Of women who had used oral contraceptives for longer than 6 months, 19.4% had diabetes. The percentage dropped to 14.4% for those who used oral contraceptives for less than 6 months, compared with 14.3% in the reference group of women who had never taken the pill, reported Kim.
This meant the prevalence of diabetes was around 35% higher, even after adjusting for multiple confounding factors in the postmenopausal participants who had taken the pill for longer than 6 months, compared with those who had never taken oral contraceptives (odds ratio, 1.34; < .01).
In terms of diabetes risk associated with duration of oral contraceptive use, the odds ratio for each 1-month’s use was 1.005 (< .01).
“The prevalence of diabetes showed an increasing trend of 0.5% per 1 month of oral contraceptive use,” Kim reported.
“These results suggest that prolonged use of oral contraceptives at childbearing age may be a potential risk factor for developing diabetes after menopause,” he asserted.

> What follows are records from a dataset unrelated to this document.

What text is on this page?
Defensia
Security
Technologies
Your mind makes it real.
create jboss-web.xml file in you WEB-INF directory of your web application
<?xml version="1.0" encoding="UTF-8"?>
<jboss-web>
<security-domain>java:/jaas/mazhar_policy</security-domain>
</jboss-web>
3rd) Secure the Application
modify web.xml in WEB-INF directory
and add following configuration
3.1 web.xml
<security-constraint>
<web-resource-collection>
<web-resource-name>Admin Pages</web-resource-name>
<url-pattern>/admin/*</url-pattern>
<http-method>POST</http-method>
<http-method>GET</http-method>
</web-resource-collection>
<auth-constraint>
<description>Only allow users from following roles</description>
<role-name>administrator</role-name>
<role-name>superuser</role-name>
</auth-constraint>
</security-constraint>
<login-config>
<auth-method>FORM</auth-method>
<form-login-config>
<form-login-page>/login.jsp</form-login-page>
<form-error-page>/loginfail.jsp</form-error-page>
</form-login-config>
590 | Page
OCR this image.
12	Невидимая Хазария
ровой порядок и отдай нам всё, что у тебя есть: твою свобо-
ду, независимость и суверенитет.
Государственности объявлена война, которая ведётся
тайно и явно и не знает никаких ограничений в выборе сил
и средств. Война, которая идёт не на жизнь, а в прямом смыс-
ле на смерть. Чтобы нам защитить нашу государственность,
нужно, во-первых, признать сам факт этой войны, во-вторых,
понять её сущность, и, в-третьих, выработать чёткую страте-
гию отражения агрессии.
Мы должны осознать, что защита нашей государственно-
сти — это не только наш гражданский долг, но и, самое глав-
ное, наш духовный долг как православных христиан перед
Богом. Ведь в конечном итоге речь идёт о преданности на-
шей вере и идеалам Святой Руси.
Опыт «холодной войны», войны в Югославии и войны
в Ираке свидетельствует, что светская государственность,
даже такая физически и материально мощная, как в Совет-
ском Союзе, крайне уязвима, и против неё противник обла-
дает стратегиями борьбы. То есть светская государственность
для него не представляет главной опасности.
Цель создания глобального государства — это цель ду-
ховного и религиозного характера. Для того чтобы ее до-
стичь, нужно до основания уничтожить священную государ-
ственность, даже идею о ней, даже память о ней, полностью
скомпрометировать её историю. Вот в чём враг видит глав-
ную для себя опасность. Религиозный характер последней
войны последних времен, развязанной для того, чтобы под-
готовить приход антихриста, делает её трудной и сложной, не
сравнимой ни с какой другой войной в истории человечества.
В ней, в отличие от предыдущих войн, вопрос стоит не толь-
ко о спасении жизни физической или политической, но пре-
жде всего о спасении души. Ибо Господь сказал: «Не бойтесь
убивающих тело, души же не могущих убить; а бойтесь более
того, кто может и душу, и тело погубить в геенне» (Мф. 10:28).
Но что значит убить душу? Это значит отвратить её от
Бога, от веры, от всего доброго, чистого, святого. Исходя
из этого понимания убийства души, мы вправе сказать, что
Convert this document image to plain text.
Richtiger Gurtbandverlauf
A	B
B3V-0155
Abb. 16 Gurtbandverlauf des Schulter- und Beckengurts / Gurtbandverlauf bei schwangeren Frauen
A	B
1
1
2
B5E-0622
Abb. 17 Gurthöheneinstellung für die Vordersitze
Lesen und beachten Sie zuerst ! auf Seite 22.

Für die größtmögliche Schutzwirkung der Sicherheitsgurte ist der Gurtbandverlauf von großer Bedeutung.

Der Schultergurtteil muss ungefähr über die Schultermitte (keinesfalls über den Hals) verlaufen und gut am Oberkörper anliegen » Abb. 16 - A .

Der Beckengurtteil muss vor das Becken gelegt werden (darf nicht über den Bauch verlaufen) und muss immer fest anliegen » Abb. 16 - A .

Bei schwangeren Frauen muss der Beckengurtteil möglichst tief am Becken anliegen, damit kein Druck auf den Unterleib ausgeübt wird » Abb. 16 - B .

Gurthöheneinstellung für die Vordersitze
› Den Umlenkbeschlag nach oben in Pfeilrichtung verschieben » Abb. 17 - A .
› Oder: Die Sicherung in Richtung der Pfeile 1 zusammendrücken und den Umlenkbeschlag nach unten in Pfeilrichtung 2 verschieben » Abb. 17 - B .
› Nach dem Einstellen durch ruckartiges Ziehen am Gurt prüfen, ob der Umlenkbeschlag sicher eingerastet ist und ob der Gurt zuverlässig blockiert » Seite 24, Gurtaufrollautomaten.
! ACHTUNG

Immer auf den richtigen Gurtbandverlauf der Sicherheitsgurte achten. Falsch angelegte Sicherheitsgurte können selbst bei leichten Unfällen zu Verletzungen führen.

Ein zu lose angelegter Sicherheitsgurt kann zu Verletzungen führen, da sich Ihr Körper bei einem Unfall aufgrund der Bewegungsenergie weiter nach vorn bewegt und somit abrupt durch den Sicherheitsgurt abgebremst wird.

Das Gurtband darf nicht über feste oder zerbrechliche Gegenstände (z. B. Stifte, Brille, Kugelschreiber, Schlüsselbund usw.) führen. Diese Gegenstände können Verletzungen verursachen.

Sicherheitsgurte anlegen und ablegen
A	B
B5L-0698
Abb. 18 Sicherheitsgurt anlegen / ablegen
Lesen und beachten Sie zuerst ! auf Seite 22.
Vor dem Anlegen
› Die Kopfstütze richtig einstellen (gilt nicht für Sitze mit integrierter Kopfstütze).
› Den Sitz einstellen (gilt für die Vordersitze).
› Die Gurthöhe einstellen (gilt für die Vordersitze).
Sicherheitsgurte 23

Taking oral contraceptives for longer than 6 months also led to a significant increase in fasting insulin levels and insulin resistance (the latter assessed using the homeostatic model of insulin resistance) in nondiabetic participants, compared with those who had never used the contraceptive pill.

Life Happens…

Bower concluded by saying, “We do know that exposures that occur earlier in life can influence health outcomes many years later, but there is lots that can happen along the way that can complicate things.”
Next steps should include “examining these and other data more closely to determine whether this increased risk is due to the oral contraceptives themselves, or other diabetes risk factors that may also be associated with, or a result of oral contraceptive use,” she added.
Kim acknowledged that the study had several limitations and added that “further investigation is necessary to clarify the long-term effect of oral contraceptives on the risk of diabetes in later life.”
Neither Dr Kim nor Dr Bower have disclosed any relevant financial relationships.
American Diabetes Association (ADA) 78th Scientific Sessions. Abstract 177-OR, presented on June 24, 2018.